Research ReportEffects of prenatal stress and monoaminergic perturbations on the expression of serotonin 5-HT4 and adrenergic β2 receptors in the embryonic mouse telencephalon

The serotonin 5-HT4 receptor (5-HT4R) is coded by a complex gene that produces four mRNA splice variants in mice (5-HT4(a)R, 5-HT4(b)R, 5-HT4(e)R, 5-HT4(f)R). This receptor has highly dynamic expression in brain development and its splice variants differ in their developmental trajectories. Since 5-HT4Rs are important in forebrain function (including forebrain control of serotonergic activity in the brainstem), we investigated the susceptibility of 5-HT4R expression in the mouse embryonic telencephalon to prenatal maternal stress and altered serotonin (5-hydroxytryptamine, 5-HT) levels. Because the gene coding the adrenergic β2 receptor (β2AR) is embedded in the 5-HT4R gene, we also investigated whether 5-HT4R mRNA levels were modulated by selective β2AR agents. Timed-pregnant C57BL/6 mice were treated beginning at embryonic day (E) 14 and quantitative reverse-transcription polymerase chain reaction (qRT-PCR) was used to assess the mRNA levels of all 5-HT4R splice variants and β2AR in the embryonic telencephalon at E17. Maternal prenatal stress and 5-HT depletion with pCPA, a tryptophan hydroxylase inhibitor, reduced the levels of the 5-HT4(b)R splice variant. Terbutaline (a selective β2AR agonist) and ICI 118,551 (a selective β2AR antagonist) had no effect on β2AR and 5-HT4R mRNA levels.

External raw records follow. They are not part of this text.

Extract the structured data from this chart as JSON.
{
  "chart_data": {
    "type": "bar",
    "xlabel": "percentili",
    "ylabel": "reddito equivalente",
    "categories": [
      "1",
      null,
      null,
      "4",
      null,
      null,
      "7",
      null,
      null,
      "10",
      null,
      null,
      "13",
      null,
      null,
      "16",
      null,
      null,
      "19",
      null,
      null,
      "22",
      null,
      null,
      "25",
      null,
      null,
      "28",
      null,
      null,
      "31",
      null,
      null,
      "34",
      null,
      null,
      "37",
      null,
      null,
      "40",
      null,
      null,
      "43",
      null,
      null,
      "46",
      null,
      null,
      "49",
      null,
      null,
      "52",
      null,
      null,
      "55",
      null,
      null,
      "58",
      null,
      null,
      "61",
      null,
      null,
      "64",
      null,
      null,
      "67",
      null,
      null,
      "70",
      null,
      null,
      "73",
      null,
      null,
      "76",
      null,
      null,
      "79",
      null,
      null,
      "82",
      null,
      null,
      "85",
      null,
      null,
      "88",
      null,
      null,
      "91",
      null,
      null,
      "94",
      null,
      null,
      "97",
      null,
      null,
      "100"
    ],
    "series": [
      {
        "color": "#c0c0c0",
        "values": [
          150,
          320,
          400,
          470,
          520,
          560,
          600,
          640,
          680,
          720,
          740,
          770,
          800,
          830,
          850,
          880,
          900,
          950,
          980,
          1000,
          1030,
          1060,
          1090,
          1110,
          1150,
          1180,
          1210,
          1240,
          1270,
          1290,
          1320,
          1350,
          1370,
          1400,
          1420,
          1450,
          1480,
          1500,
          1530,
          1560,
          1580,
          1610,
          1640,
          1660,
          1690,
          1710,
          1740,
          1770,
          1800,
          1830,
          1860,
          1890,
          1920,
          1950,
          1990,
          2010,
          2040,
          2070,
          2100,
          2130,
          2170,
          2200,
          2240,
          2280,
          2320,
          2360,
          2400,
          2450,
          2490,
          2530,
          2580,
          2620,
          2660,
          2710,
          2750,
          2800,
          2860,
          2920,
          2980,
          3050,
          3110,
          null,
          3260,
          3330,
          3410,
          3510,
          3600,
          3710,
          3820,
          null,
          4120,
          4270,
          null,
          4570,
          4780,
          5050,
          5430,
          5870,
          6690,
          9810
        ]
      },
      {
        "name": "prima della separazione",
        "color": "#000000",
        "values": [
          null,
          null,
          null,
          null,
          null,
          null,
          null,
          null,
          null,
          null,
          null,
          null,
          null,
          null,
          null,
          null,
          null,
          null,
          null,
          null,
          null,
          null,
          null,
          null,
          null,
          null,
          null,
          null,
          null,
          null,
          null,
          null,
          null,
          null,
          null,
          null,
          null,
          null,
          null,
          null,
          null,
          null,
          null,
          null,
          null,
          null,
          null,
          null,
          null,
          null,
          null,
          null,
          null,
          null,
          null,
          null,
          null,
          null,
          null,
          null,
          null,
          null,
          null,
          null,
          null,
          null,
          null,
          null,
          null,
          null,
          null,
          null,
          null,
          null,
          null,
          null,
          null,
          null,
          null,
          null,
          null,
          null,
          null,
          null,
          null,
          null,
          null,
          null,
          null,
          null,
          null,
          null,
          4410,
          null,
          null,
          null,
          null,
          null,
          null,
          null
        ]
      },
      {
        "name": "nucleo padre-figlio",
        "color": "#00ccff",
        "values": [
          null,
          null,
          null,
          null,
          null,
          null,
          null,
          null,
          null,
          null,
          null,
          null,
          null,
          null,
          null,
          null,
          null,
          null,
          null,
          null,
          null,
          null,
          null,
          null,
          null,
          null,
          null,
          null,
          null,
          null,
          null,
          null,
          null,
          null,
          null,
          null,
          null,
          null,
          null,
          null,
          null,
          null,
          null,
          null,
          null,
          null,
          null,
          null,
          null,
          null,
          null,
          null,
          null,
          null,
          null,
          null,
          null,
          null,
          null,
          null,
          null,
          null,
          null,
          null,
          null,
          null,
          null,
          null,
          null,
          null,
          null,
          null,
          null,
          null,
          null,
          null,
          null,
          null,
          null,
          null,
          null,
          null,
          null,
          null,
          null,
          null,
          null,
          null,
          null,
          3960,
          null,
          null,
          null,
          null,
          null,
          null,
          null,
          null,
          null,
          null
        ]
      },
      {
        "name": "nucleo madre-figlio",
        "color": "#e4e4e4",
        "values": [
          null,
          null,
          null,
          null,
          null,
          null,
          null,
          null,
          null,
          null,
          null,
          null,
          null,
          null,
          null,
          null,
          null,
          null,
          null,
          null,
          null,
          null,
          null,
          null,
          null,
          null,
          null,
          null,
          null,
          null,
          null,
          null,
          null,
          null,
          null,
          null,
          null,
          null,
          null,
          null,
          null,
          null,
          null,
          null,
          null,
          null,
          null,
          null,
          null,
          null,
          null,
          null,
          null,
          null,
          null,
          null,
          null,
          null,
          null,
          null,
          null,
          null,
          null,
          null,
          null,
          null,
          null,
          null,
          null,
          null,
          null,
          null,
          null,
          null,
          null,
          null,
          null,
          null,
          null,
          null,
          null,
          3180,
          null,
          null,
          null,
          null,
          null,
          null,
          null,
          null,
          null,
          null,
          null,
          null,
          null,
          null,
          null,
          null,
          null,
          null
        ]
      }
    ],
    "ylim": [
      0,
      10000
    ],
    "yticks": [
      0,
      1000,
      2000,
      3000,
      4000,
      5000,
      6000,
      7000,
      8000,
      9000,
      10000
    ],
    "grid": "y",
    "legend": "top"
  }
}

These results show that prenatal stress and reduced 5-HT levels can alter 5-HT4R expression in the developing forebrain and that some 5-HT4R splice variants may be more susceptible than others.

► 5-HT4R is important for forebrain development and function. ► Prenatal stress and 5-HT depletion were studied in the developing mouse brain. ► Both conditions decreased 5-HT4(b)R mRNA levels in the embryonic telencephalon. ► No association was found between 5-HT4R and β2AR mRNA levels.